Die Provos: Provokation als Strategie
In den Niederlanden entwickelte sich aus der Gammler-Bewegung die Gruppe der „Provos“. Diese setzten den impulsiven Widerstand der Gammler in eine bewusste, politisch motivierte Provokation um. Sie waren nicht nur Aussteiger, sondern versuchten aktiv, die bestehenden Strukturen zu hinterfragen und zu durchbrechen. „Sie wollten keine Subkultur, ihre Aktionen zielten darauf ab, erstarrte Strukturen aufzubrechen“ (bpb, „Swinging Sixties“ von Klaus Farin)
Die Provos waren eine heterogene Gruppe von Jugendlichen, die keine festen Hierarchien oder Führungsstrukturen kannten. Ihre Hauptziele waren die Entlarvung und Demaskierung autoritärer Gesellschaftsstrukturen durch provokante Aktionen. Dies unterschied sie deutlich von den späteren Hippies, die oft nach einer autonomen Lebensweise strebten.
Die Provos bezeichneten sich selbst als eine Jugendbewegung, die agitiert, provoziert und Unruhe stiftet. Sie initiierten kreative und oft kontroverse Aktionen, die darauf abzielten, die passive Akzeptanz gesellschaftlicher Normen in Frage zu stellen. Indem sie das Established provozierten, strebten sie danach, das Bewusstsein der Menschen zu schärfen und die gesellschaftlichen Diskurse zu verändern.
Sowohl die Gammler als auch die Provos repräsentierten eine Rebellion gegen die gesellschaftlichen Konventionen ihrer Zeit. Während die Gammler eine informelle und entspannte Abkehr von der Leistungsgesellschaft inszenierten, gingen die Provos einen Schritt weiter, indem sie ihre Provokationen gezielt einsetzten, um das System herauszufordern. Beide Gruppen trugen zur Schaffung eines neuen Bewusstseins für Freiheit und Individualität in der Gesellschaft bei und hinterließen einen bleibenden Einfluss auf die kulturellen Bewegungen der 1960er Jahre.
Wizard of Goth – sanft, diplomatisch, optimistisch! Der perfekte Moderator. Außerdem großer “Depeche Mode”-Fan und überzeugter Pikes-Träger. Beschäftigt sich eigentlich mit allen Facetten der schwarzen Szene, mögen sie auch noch so absurd erscheinen. Er interessiert sich für allen Formen von Jugend- und Subkultur. Heiße Eisen sind seine Leidenschaft und als Ideen-Finder hat er immer neue Sachen im Kopf.
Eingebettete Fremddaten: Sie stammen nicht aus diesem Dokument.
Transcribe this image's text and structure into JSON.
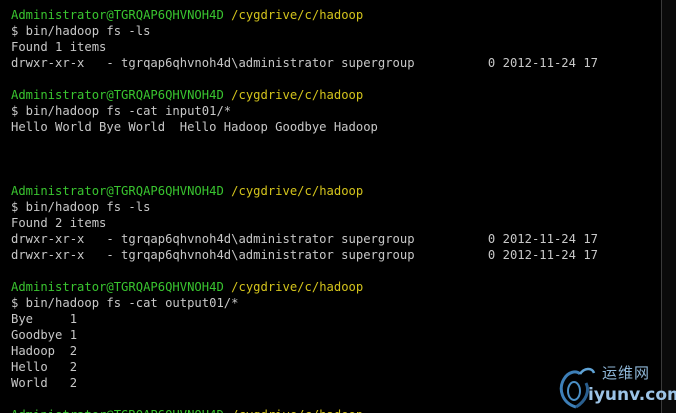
{
  "prompt": {
    "user": "Administrator@TGRQAP6QHVNOH4D",
    "path": "/cygdrive/c/hadoop"
  },
  "lines": [
    "$ bin/hadoop fs -ls",
    "Found 1 items",
    "drwxr-xr-x   - tgrqap6qhvnoh4d\\administrator supergroup          0 2012-11-24 17",
    "$ bin/hadoop fs -cat input01/*",
    "Hello World Bye World  Hello Hadoop Goodbye Hadoop",
    "$ bin/hadoop fs -ls",
    "Found 2 items",
    "drwxr-xr-x   - tgrqap6qhvnoh4d\\administrator supergroup          0 2012-11-24 17",
    "drwxr-xr-x   - tgrqap6qhvnoh4d\\administrator supergroup          0 2012-11-24 17",
    "$ bin/hadoop fs -cat output01/*",
    "Bye     1",
    "Goodbye 1",
    "Hadoop  2",
    "Hello   2",
    "World   2"
  ],
  "watermark": {
    "top_text": "运维网",
    "bottom_text": "iyunv.com",
    "icon": "swirl-logo-icon"
  },
  "colors": {
    "background": "#000000",
    "prompt_user": "#39c42f",
    "prompt_path": "#d4c41c",
    "output_text": "#c8c8c8"
  }
}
Es ist so erschreckend und so aktuell! Die Haltung hinter diesen Hass-Statements ist so zeitlos wie formlos. Wer da gerade verdammt wird, ist austauschbar. Hauptsache jemand, der „aus der Reihe tanzt“, sei es Outfit, Religion, Hautfarbe … denn Hass braucht nicht Lösungen, sondern Schuldige …
Das ist es, was ich meine, wenn ich hier immer wieder behaupte: unsere Szene muss erkennen, muss sich dazu bekennen, politisch zu sein! Nicht für eine Partei oder Richtung, sondern einfach für die Freiheit, anders zu sein. Das ist unsere Existenzbedingung! Und wir dürfen uns auch nicht damit entschuldigen, dass es gerade um „andere“ geht. Sie sind nur die ersten, wir kommen später …
Genau deshalb halte ich eine „unpolitische“ schwarze Szene für eine absurde, verhängnisvolle Illusion!